The dish comes with kimchi which is good but merely that, and furikake rice that could've been cooked a little stickier. Kimchi's flavor profile also doesn't jive well with fried chicken, if you ask me. It's not the right kind of spicy, and the brine zing of fermentation clashes with the literally-just-fried-ness of the chicken. Nevertheless Ma'ono succeeds in capturing the Hawaiian spirit, if more Waikiki than Waianae.

#5 Buddha Ruksa

Ruksa I could write this review myself, but I expect highly of my readers and you now have all the necessary clues; any perfect logician would see one and only one possible conclusion. So, in the vein of the late David Foster Wallace, I'm placing the responsibility on you to figure it out. Deduce, m'dear Watson, deduce away!

Bonus: Aladdin Fried Chicken

Long before I ate at any of these places, my New Yorker friend Ben had been raving about the fried chicken bodega next to his abode(ga). I went back to New York to finally test its—and, in the process, his—mettle.

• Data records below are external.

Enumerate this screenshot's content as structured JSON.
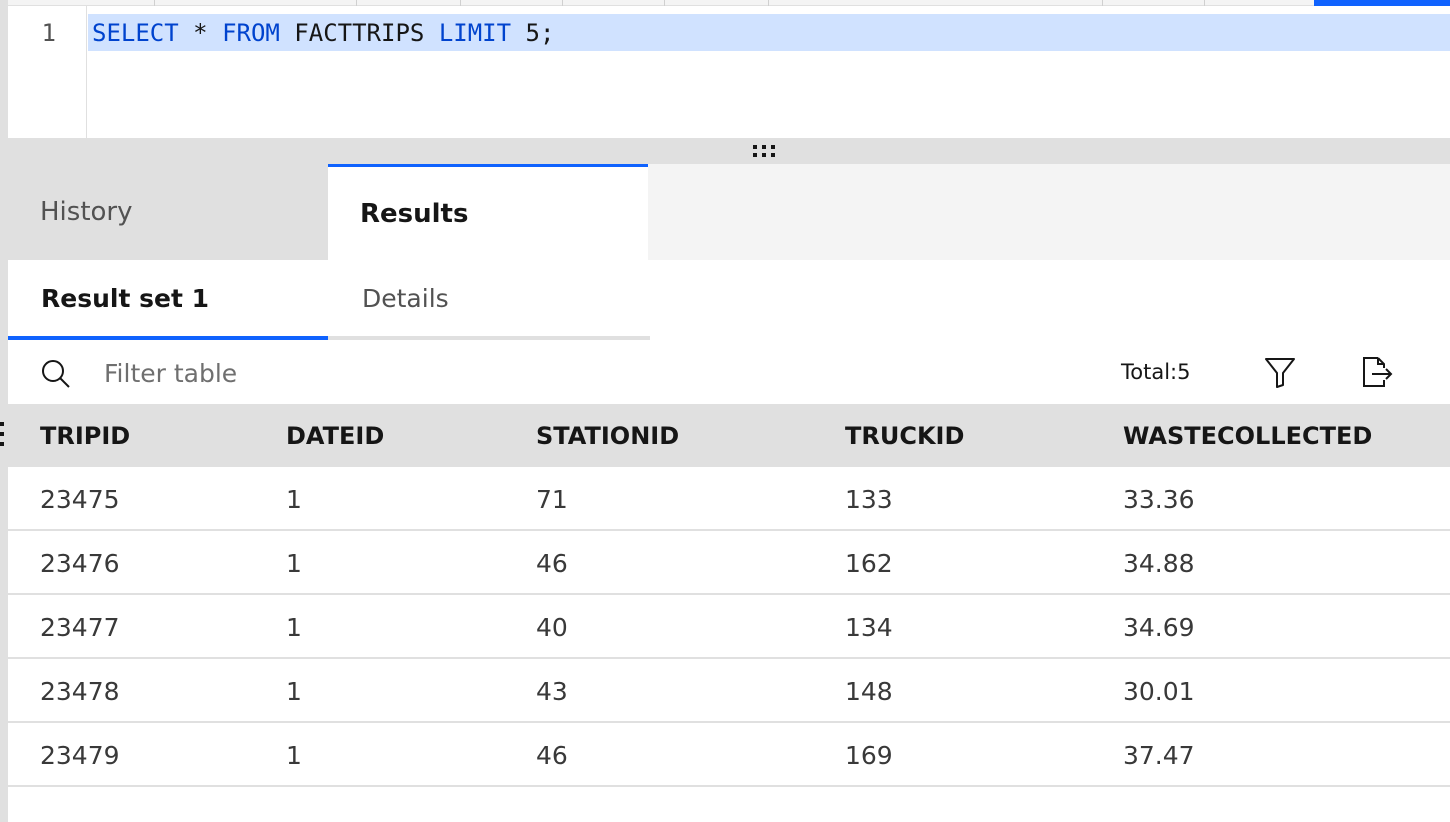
{
  "editor": {
    "line_number": "1",
    "code_tokens": [
      {
        "text": "SELECT",
        "kind": "keyword"
      },
      {
        "text": " * ",
        "kind": "plain"
      },
      {
        "text": "FROM",
        "kind": "keyword"
      },
      {
        "text": " FACTTRIPS ",
        "kind": "plain"
      },
      {
        "text": "LIMIT",
        "kind": "keyword"
      },
      {
        "text": " 5;",
        "kind": "plain"
      }
    ]
  },
  "tabs": {
    "history_label": "History",
    "results_label": "Results",
    "active": "Results"
  },
  "subtabs": {
    "result_set_label": "Result set 1",
    "details_label": "Details",
    "active": "Result set 1"
  },
  "toolbar": {
    "filter_placeholder": "Filter table",
    "total_label": "Total:5",
    "icons": [
      "search-icon",
      "filter-icon",
      "export-icon"
    ]
  },
  "table": {
    "columns": [
      "TRIPID",
      "DATEID",
      "STATIONID",
      "TRUCKID",
      "WASTECOLLECTED"
    ],
    "rows": [
      [
        "23475",
        "1",
        "71",
        "133",
        "33.36"
      ],
      [
        "23476",
        "1",
        "46",
        "162",
        "34.88"
      ],
      [
        "23477",
        "1",
        "40",
        "134",
        "34.69"
      ],
      [
        "23478",
        "1",
        "43",
        "148",
        "30.01"
      ],
      [
        "23479",
        "1",
        "46",
        "169",
        "37.47"
      ]
    ]
  },
  "colors": {
    "accent": "#0f62fe",
    "keyword": "#0043ce",
    "selection": "#d0e2ff"
  }
}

Needless to say, I was disappointed in the chicken, which was not my fault (it's the bird's or the chef's, usually the latter), and in my friend's curatorial prowess, which was my fault, I mean how could I possibly have missed the centuries-old practice of 'declaring everything close to your nest to be the best so you can be satisfied with your conception of the world.' Clever readers will discern that the actual disappointment lies with myself—woe is me!—for mismodeling Ben's picking skills.

  • Crust
    • Crunch: 3/10.
      • Fried chicken with no crust is an aberration, and only minimal amounts of breading are to be found on this alopeciac bird. What there was was no good either: soft and soggy. The skin was still firmly (unacceptably) attached to the flesh; I'm here for fried chicken, not rotisserie.
    • Seasoning: 2/10.
      • That anyone in 2016 wouldn't think to add spice to their chicken batter is like, pushing a car (when it's not stuck or broken) with your hands instead of driving it, or rubbing your finger against your teeth and calling it "brushing," or placing a piece of paper over a cut insisting it's a BAND-AID, or something.
  • Chicken
    • Tenderness: 5/10.
      • The meat had to be yanked off the bones, which were oddly greasy given how dry it was. I get the feeling the bird wasn't very fresh.
    • Juiciness: 4/10.
      • One somehow wonders whether cooking it longer or shorter would've improved its juice flow, or if the problem lies within the gallus itself. But I suspect the large part lies in the preparation, for example Harry's soaks his overnight.
    • Flavor: 5/10.
      • Superior to the sludge endemic to fast food restaurants, but I remember loving KFC as a kid and I'm pretty sure it would hold up against or surpass Aladdin's. Handcrafted food always being better than industrial grub is a popular misconception; I've had burritos much worse than Chipotle's and burgers worse than Burger King's, mutatis mutandis.

As for the rolls? Standard middle school cafeteria fare.